Narrative Provenance
In the physical art world, an Egyptian vase is worthless to a museum if its "provenance" cannot be established. Without knowing which tomb it came from and whose hands it passed through, it is just a pot. It has no context, and therefore, no historical authority.
The same is true in Digital Archaeology. A folder of .jpgs named "MySpace 2005" found on a torrent site has low provenance. A Chain of Custody record detailing *who* scraped it, *when*, using *what tool* (e.g., wget vs. high-fidelity browser automation), and declaring any redactions made, gives the artifact legitimacy.
The Four Pillars of Digital Provenance
Every valid archaeological record must answer four questions:
1. Origin (Where?)
Did this come from the live site? An API? A Google Cache snapshot? A user’s personal hard drive backup? The method of extraction defines the artifact’s fidelity.
2. Timeline (When?)
The exact timestamp of capture. In a digital world where content changes by the second (edit buttons, stealth deletions), knowing the precise moment of excavation is critical.
3. Agency (Who?)
Who performed the excavation? Was it an institutional bot (Internet Archive)? A rogue archivist? The platform owner themselves? The bias and capability of the excavator shape the result.

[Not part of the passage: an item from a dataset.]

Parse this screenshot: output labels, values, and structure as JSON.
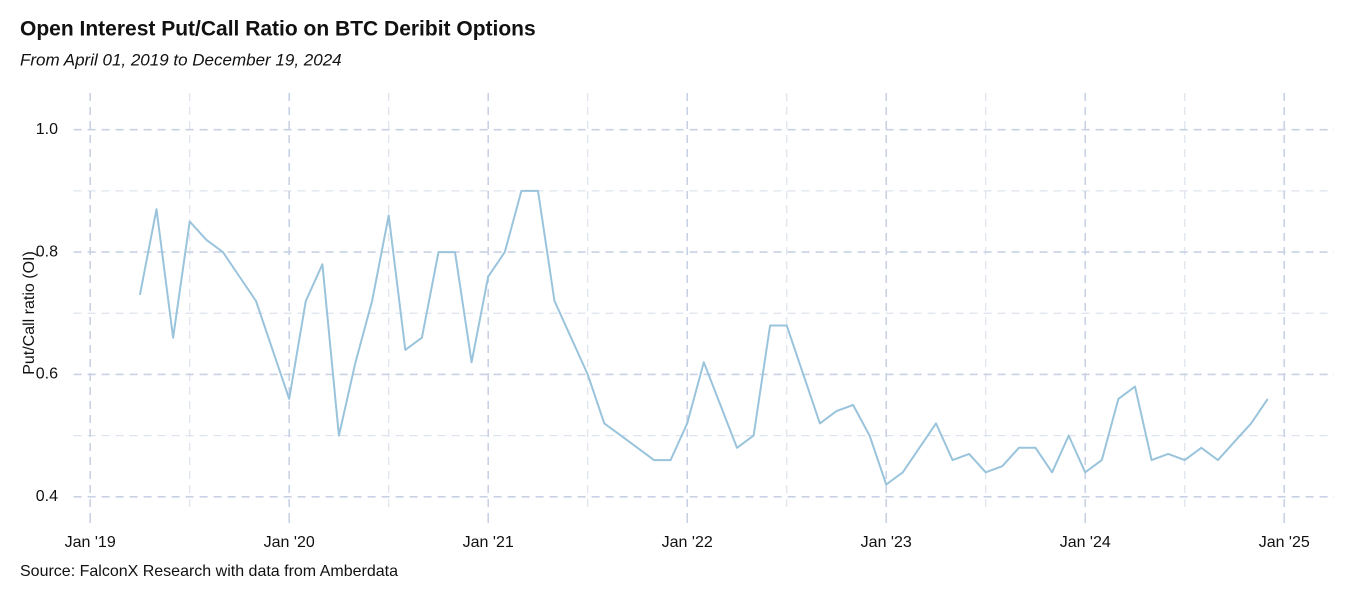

4. Modification (What changed?)
Digital preservation often requires intervention. Did you convert the format? Did you redact PII (Personally Identifiable Information)? Did you strip the metadata? All modifications must be declared.
Field Notes
The Credibility Gap: Without provenance, digital artifacts are just "data." With provenance, they become "evidence." In an era of deepfakes and AI-generated content, the chain of custody is the only defense against historical revisionism.
Standard Practice: We use the "Provenance Record" template for all excavations, documenting the Method, Capturer, Source State, and Checksums to ensure bit-perfect verification.